As the news settles that children at a high-performing school were subjected to 'isolating, shaming and humiliating' practices, this moment must mark a turning point in how our education system understands its purpose. The safeguarding review showed that the academic success of Mossbourne academy, one of the UK’s highest-performing schools, was achieved “at too high a cost” for some pupils. The report makes clear that this issue is not limited to one school. Now is the time to redress the balance between wellbeing and academic achievement.
The Department for Education is currently putting the final touches on its White Paper, which will define its policies on behaviour, engagement and inclusion for at least the next parliamentary term. More importantly in the wake of the Mossbourne review, the White Paper will set the tone across the system on what school is for – implicity in how purpose is framed and explicitly with what the system measures.
At Mossbourne, the focus on discipline, tests and targets incentivised staff behaviour that led to children going to a school that had deliberately created a ‘climate of fear’. The vision of academic progress was well-intentioned, but the school system caused harm to the very children it was designed to serve. Too much focus on achieving can create a negative impact on thriving.
So what happens if we flipped it and focussed on thriving instead? Data from the OECD shows that students who reported feeling sometimes or always happy had higher reading scores. Students with more developed social and emotional skills outperformed their peers on Maths. A focus on thriving can have a positive impact on at least some academic areas.
But that’s almost beside the point. While this is definitely not a call to lower our academic ambitions, it’s also not about a focus on thriving as another way to chase after test scores. It is about rejecting the idea that thriving and achieving are necessarily a trade-off. Our children and young people are navigating an increasingly complex world – they need to feel safe, valued and included at school. Success is not just about whether a child excels in the academic content, but how they engage with learning, build healthy relationships and go on to thrive in life.

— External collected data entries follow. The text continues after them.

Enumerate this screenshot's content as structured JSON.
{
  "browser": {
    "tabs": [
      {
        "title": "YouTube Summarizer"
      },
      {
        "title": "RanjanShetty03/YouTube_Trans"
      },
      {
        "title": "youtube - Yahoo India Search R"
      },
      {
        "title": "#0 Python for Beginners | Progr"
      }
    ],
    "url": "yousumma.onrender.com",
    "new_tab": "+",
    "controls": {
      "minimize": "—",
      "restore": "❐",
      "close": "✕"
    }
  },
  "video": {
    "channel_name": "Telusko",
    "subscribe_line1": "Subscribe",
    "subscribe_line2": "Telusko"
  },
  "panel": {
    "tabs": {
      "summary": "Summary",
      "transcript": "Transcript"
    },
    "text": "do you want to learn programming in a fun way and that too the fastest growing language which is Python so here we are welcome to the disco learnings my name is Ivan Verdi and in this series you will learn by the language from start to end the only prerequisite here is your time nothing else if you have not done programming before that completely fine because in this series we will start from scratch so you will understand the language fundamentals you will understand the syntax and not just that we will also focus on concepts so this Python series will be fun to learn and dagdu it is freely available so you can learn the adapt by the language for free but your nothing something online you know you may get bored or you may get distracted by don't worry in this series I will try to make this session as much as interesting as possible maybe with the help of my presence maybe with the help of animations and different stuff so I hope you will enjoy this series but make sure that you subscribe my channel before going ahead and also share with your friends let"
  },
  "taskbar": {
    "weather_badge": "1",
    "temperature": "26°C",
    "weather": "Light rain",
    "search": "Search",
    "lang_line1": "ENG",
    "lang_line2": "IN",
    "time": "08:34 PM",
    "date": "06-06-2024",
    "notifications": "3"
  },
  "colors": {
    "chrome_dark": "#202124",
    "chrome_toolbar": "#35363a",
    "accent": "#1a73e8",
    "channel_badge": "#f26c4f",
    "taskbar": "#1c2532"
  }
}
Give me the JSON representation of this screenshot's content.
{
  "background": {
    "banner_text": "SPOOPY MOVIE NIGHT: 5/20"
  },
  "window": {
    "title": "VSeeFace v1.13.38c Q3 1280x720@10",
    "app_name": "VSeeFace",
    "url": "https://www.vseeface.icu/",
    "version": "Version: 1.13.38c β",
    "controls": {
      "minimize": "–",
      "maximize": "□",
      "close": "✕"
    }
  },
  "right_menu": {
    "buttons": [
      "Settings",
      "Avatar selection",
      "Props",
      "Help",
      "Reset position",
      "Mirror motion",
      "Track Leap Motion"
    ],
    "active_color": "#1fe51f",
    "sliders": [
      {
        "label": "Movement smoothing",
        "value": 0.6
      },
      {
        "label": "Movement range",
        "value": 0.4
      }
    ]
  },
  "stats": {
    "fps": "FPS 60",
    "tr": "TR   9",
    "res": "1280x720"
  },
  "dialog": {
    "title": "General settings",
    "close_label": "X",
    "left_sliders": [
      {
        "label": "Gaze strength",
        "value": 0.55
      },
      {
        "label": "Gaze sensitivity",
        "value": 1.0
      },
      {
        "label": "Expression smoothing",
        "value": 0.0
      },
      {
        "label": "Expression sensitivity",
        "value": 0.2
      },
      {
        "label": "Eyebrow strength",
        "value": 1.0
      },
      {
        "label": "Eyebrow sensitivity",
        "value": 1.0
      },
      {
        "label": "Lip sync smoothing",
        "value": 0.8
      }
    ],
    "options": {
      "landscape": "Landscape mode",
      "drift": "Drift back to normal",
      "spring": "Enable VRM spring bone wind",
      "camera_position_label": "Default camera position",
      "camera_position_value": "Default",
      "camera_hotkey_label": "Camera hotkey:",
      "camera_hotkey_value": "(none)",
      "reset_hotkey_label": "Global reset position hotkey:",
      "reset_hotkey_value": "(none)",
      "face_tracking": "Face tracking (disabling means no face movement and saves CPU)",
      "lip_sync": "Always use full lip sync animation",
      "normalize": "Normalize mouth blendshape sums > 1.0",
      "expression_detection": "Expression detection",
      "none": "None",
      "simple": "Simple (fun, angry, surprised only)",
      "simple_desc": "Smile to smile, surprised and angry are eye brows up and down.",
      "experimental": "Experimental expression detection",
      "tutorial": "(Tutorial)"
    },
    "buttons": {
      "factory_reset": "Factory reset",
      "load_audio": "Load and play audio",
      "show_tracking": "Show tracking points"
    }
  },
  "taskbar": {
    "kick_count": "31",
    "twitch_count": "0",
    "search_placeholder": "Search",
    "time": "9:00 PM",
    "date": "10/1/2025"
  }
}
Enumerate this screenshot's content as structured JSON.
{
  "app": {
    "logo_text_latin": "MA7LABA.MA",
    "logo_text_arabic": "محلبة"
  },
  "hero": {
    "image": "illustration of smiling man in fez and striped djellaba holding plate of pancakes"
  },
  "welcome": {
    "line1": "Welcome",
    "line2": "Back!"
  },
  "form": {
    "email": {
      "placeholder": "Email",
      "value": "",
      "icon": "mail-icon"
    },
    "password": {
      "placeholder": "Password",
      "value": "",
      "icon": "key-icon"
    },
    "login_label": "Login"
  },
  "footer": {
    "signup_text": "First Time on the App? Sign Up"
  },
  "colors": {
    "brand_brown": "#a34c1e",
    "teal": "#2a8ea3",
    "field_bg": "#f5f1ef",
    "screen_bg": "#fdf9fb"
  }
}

So what does that mean for the White Paper? The Mossbourne review must inspire deep reflection on how behaviour policies and practices can become skewed. It must inspire difficult conversations on what gets measured and what unintended consequences and incentive structures that creates. We’ve seen that fixating on results can inadvertently harm children. Fixating on thriving, by definition, cannot. It’s time for the Department for Education to put thriving first.